"No, not that," he said. "Can't you trust me, Marian?"
"Trust you!" she said impatiently. "Of course I can trust you, but why be so mysterious? Mightn't I equally say, 'Why don't you trust me?'"
"It's part of my job," said Julian quietly, "not to trust the ground we're on or the larks in the sky or the light of my heart,—that's you, Marian,—and it doesn't happen to be the easiest part of my job."
He waited for her to make it easier for him, but he waited in vain. Marian expected easy things, but she did not expect to have to make things easy. These two expectations seldom go together.
"Do you mean to tell me that you are going to be some kind of spy?" she asked in a tone of frank disgust. "Oh, Julian! I couldn't bear it! It's so—so—un-English!"
Julian chuckled. He ought not to have chuckled. If a man does not like a woman with brains, he must learn not to laugh at their absence. Marian stiffened under his laughter.

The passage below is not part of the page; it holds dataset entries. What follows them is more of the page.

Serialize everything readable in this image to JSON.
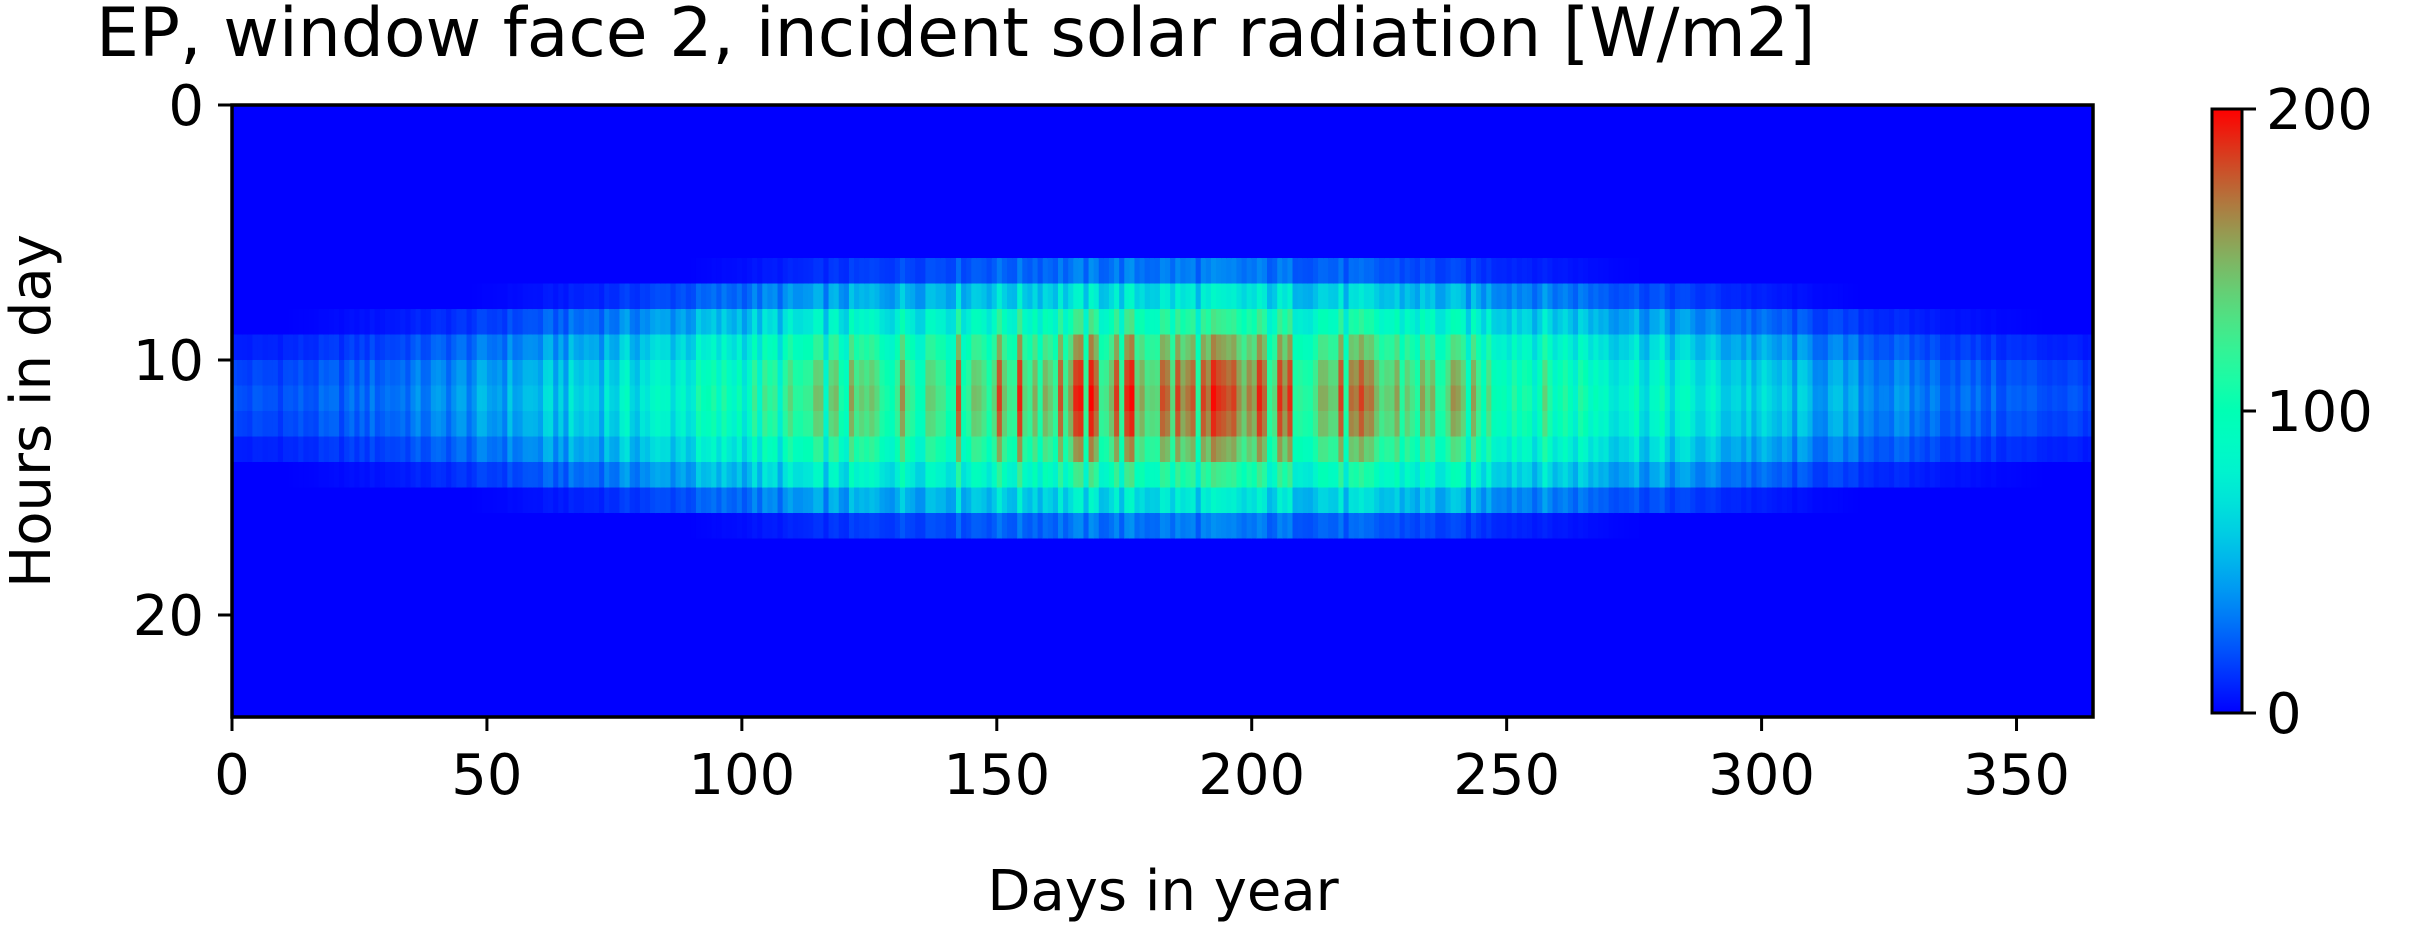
{
  "chart_data": {
    "type": "heatmap",
    "title": "EP, window face 2, incident solar radiation  [W/m2]",
    "xlabel": "Days in year",
    "ylabel": "Hours in day",
    "xlim": [
      0,
      365
    ],
    "ylim": [
      24,
      0
    ],
    "xticks": [
      0,
      50,
      100,
      150,
      200,
      250,
      300,
      350
    ],
    "yticks": [
      0,
      10,
      20
    ],
    "colorbar": {
      "ticks": [
        0,
        100,
        200
      ],
      "range": [
        0,
        200
      ],
      "colormap": "rainbow"
    },
    "grid": false,
    "description_hidden": "Irradiance peaks around hours 10-13 and days 130-250, up to ~200 W/m2; zero at night hours."
  }
}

"England's got to be awfully un-English in some ways if it wants to win this war," he explained. "But you mustn't even to yourself put a name to what I'm going to be. I'm just on a job that'll take me three months, and I'm afraid, my darling, I can't send you a word. That cuts me all to bits, but you're so brave, so brave, you'll let me go."
He buried his head in the grass; he was not brave enough to bear to see the strain he was putting on her courage. Nor was Marian.
"No, Julian," she said, "you mustn't ask such a thing of me. Not to know where you are, and not to be able to tell any one what you are doing! To let you go out into the dark at a time like this! It's too much to ask of me. Promise me you'll give up all idea of it, and try to get a commission like other people. Surely that's hard enough for me. But I'll bear that; I will never make it difficult for you by a word or a look; I wouldn't hold you back a day! You've not settled anything of course?"
He told her that he had settled everything, and that in two days he must go.